LA GARDE RAPPROCHÉE
DE POUTINE

avril 2009

Le 29 mars 2009, le président russe Dmitri Medvedev a cru bon de dire à un journaliste de la BBC qu’il était bien « le seul chef de l’État » en Russie. Une affirmation devenue nécessaire pour défendre son prestige quand, selon un sondage récent, la majorité des Russes voit dans le Premier ministre, Vladimir Poutine, le véritable patron du pays.

Certes, Medvedev n’est pas un fantoche. Il n’en est pas moins vrai que Poutine est le Premier ministre le plus puissant jamais connu en Russie, car il a soigneusement assuré ses arrières et verrouillé l’appareil du pouvoir russe.

Il a d’abord soigneusement choisi son dauphin, Medvedev, un ami véritable et un collaborateur fidèle. Celui-ci n’avait pas, en outre, le tempérament dominateur des autres prétendants et, point non moins important, doit toute sa carrière à son chef.

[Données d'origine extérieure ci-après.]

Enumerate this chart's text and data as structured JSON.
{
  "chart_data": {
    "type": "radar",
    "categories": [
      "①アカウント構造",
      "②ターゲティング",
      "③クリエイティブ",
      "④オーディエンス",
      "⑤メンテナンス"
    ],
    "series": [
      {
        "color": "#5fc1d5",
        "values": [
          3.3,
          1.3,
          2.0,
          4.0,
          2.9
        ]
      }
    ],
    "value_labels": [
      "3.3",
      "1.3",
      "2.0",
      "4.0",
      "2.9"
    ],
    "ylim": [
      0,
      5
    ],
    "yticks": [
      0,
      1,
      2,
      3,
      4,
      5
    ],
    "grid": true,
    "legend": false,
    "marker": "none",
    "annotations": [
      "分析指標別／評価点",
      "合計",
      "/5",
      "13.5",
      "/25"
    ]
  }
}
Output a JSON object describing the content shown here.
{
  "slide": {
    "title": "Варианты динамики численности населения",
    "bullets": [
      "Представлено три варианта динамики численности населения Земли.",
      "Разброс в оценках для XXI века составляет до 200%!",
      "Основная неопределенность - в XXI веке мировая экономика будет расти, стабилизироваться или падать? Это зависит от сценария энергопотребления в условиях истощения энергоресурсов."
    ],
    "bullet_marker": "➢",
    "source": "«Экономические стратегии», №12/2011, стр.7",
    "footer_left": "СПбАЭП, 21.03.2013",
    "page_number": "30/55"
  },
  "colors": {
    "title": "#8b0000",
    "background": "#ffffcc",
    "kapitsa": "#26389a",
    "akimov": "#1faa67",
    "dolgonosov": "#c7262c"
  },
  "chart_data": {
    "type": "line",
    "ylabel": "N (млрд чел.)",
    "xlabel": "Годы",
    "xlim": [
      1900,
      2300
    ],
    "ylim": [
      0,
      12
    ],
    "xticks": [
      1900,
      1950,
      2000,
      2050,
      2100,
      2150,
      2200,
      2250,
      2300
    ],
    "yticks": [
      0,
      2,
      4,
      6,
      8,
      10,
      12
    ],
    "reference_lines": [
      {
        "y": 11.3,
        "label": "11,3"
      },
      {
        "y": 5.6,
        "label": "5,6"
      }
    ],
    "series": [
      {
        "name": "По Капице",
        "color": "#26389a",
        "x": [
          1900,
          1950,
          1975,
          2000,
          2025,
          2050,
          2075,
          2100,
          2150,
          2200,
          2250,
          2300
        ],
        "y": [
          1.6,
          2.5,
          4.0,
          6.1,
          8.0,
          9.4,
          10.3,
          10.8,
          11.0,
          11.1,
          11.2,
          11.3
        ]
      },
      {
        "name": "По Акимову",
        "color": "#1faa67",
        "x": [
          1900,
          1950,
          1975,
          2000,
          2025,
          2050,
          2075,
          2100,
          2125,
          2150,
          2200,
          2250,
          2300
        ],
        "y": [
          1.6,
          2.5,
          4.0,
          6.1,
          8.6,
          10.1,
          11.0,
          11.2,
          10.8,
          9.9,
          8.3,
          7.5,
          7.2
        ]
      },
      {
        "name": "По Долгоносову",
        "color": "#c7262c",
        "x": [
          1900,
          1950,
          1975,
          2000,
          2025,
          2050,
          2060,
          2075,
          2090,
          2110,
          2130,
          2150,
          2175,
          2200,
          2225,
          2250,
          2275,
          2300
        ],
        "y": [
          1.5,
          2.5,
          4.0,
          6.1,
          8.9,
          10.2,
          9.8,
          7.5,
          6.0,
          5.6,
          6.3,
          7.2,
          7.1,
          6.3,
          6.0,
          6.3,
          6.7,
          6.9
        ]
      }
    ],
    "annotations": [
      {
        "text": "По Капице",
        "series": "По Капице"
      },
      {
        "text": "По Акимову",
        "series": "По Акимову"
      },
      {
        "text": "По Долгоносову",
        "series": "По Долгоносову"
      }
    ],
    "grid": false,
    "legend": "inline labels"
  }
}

Ajoutons à cela qu’il n’a de lien qu’avec une seule partie des réseaux du système Poutine : celle des libéraux, issus de l'équipe de l'ancien maire de Saint-Pétersbourg, Anatoly Sobtchak. Cela limite la possibilité, pour lui, de se substituer à son mentor.

Il faut savoir, Poutine domine deux réseaux ou clans politiques. Celui des libéraux et celui des « siloviki », des hommes issus du système de sécurité de la défunte Union Soviétique : l’armée, l’industrie militaire, la police et l’ancien KGB scindé aujourd’hui en FSB et SVR. Devenu incontournable, il joue les arbitres entre ces deux tendances antagonistes.

Sur le plan parlementaire, Poutine a aussi « blindé » sa position. Chef incontesté du parti Russie Unie, il peut en destituer n'importe quel cadre et désigne lui-même les candidats aux élections. Sa tactique est renforcée par son succès aux législatives : en 2007 il a remporté 63% des suffrages exprimés et contrôle aujourd’hui 315 députés sur 450. Si Medvedev se montrait trop indépendant, Poutine pourrait provoquer sa destitution, celle-ci ne requérant que les trois quarts des voix des députés.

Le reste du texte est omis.